An erster Stelle Papst Benedikt: Er hätte gut und gerne sagen können: Wir machen jetzt Schluss. Das hatten ja auch viele vorgeschlagen. An zweiter Stelle der päpstliche Delegat Kardinal De Paolis. Er hat es verstanden, uns auf sehr respektvolle und geduldige Weise auf diesem Weg zu führen. Wir waren uns größtenteils unserer eigenen Bedürftigkeit und unserer eigenen Schwächen als Institution auch nicht bewusst. Es entsteht so eine Betriebsblindheit – wir sind ja vorher sehr gewachsen, haben uns ausgebreitet. In einer Krise weiß man dann gar nicht, wo man anfangen soll. Und an dritter Stelle sind alle Mitbrüder zu nennen, die die Hoffnung nicht aufgegeben haben und den Weg der Erneuerung mitgetragen haben. Manche haben unterwegs die Hoffnung verloren und gedacht, der Orden sei nicht zu retten. Aber auch sie haben sicher geholfen, dass wir den Weg gefunden haben, weil sie, wenn sie gegangen sind, uns auf bestimmte Punkte aufmerksam gemacht haben. Daraus konnten wir lernen.
Pflegt der Orden noch ein Gedenken an den Gründer? Wie halten Sie es mit Bildern, mit seinen Schriften, mit seiner Grabstätte?

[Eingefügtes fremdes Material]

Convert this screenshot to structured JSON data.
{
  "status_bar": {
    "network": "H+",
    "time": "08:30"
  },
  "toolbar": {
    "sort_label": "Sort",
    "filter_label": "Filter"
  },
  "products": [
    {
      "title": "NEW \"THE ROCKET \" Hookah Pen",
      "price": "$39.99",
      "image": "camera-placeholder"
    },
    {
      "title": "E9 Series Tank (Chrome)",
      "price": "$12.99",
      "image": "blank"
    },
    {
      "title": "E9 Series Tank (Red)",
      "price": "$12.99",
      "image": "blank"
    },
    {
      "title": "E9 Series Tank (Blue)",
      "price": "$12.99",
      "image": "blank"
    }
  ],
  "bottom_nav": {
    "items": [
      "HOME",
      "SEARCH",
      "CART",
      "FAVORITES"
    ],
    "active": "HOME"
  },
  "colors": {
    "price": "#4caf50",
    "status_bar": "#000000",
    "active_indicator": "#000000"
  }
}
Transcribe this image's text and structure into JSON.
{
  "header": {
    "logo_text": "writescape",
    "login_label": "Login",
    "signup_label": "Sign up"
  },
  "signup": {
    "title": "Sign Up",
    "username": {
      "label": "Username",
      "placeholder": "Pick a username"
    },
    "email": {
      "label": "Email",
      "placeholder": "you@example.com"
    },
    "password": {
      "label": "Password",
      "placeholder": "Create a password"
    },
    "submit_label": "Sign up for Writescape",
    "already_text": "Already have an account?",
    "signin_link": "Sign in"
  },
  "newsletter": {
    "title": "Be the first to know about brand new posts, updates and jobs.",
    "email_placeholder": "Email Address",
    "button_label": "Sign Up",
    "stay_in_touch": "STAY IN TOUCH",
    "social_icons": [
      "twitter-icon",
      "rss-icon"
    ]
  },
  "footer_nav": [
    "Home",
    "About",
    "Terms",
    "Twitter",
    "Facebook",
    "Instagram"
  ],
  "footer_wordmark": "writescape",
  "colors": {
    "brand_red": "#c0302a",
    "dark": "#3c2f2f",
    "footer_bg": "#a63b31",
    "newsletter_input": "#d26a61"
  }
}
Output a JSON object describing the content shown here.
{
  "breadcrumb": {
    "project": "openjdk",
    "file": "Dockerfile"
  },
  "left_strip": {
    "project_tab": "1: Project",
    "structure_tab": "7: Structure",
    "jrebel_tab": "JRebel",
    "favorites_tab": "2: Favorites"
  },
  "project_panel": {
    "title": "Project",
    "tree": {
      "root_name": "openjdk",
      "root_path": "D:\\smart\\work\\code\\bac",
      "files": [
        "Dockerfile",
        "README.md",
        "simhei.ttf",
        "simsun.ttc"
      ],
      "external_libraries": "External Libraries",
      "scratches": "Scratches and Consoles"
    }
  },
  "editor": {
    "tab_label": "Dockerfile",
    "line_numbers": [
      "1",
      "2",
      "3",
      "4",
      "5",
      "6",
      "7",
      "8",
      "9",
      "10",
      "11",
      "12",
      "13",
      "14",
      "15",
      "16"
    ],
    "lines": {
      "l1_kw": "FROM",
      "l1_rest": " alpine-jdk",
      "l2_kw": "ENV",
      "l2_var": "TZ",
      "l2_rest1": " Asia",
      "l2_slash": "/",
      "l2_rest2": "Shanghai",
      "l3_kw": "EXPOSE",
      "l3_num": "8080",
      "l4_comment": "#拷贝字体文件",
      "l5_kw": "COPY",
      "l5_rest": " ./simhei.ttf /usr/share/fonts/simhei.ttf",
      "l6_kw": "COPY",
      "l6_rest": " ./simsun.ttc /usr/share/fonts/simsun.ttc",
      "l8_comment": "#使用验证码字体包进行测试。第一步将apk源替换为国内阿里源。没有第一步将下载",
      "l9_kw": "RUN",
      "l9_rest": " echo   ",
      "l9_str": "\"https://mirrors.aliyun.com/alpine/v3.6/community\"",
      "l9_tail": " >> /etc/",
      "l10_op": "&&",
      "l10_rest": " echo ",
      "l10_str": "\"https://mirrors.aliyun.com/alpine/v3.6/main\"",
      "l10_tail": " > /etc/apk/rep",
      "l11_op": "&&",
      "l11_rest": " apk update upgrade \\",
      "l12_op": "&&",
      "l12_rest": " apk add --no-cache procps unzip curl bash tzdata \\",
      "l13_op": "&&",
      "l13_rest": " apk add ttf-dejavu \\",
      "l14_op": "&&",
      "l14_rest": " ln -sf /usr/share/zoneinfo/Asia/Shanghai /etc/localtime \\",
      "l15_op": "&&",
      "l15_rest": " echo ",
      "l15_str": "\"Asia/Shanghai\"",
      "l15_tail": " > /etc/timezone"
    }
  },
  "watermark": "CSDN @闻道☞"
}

Wir haben am 6. Februar, als auch die Ordensleitung bekannt gemacht wurde, eine erste Stellungnahme des Generalkapitels zu unserer Geschichte veröffentlicht. Man kann sie so zusammenfassen: Ja, er ist unser Gründer – wir versuchen nicht, das zu leugnen, oder ihn aus der Geschichte zu tilgen, als hätte es ihn nicht gegeben. Wir müssen dazu stehen, dass er unser Gründer ist. Die Kirche hat uns als Orden anerkannt und tut es auch weiterhin, obwohl wir diesen Gründer haben. Aber er ist kein Vorbild, und er ist streng genommen kein geistlicher Vater, weil sein Leben kein Vorbild ist. Seine Schriften – auch wenn sie rechtgläubig sind und keine dogmatischen Fehler enthalten – sind nicht wirklich von der Person zu trennen. Wir sind vorsichtig in der Darstellung. In den Häusern hängen jetzt tatsächlich keine Bilder und seine Schriften werden in der Ausbildung nicht genutzt. Sie sind nicht verbrannt oder verboten worden, aber sie werden in der Ausbildung nicht mehr genutzt, um keine Verwirrung zu stiften oder doch irgendeinen heimlichen Kult aufzubauen.
Ihr neuer Generaloberer hat sich bei den Opfern entschuldigt. Gab es da auch Reaktionen?
Schon vor dem Generalkapitel haben Begegnungen mit Opfern stattgefunden. Der neue Generalobere war ja selbst Mitglied der Begegnungskommission für Opfer. Alle, die dort mit ihm gesprochen haben, haben positiv darauf reagiert. Es gibt Einzelne, von denen wir wissen, dass sie sich als Opfer bezeichnen, ohne sich der Kommission genähert zu haben. Unsere Aufgabe ist es weiterhin, unsere Hand auszustrecken, natürlich auch im Respekt davor, dass Einzelne keinen Kontakt wollen. Es gibt sicher Menschen, die durch die Art und Weise, wie wir versucht haben, damit umzugehen, ihren Frieden gefunden haben, andere noch nicht. Das ist eine bleibende Aufgabe, ihnen zur Verfügung zu stehen.
Wie würden Sie heute das Charisma der Legionäre beschreiben?
Unsere Aufgabe in der Kirche besteht darin, die Erfahrung der Apostel in der Kirche lebendig zu halten. Letztlich ist jeder Christ in der gleichen Position wie die Apostel nach Pfingsten. Wir sind Menschen, die Jesus begegnet sind, die Zeit mit ihm verbracht und ihn persönlich kennen gelernt haben, die von ihm in die Nachfolge gerufen wurden, die an seine Gegenwart als Auferstandener unter uns glauben, und die wissen, dass sie seinen Geist empfangen haben, um sein Werk fortzusetzen. Diese Erfahrung zu machen und anderen zu vermitteln, ist unser Sinn und Zweck in der Kirche.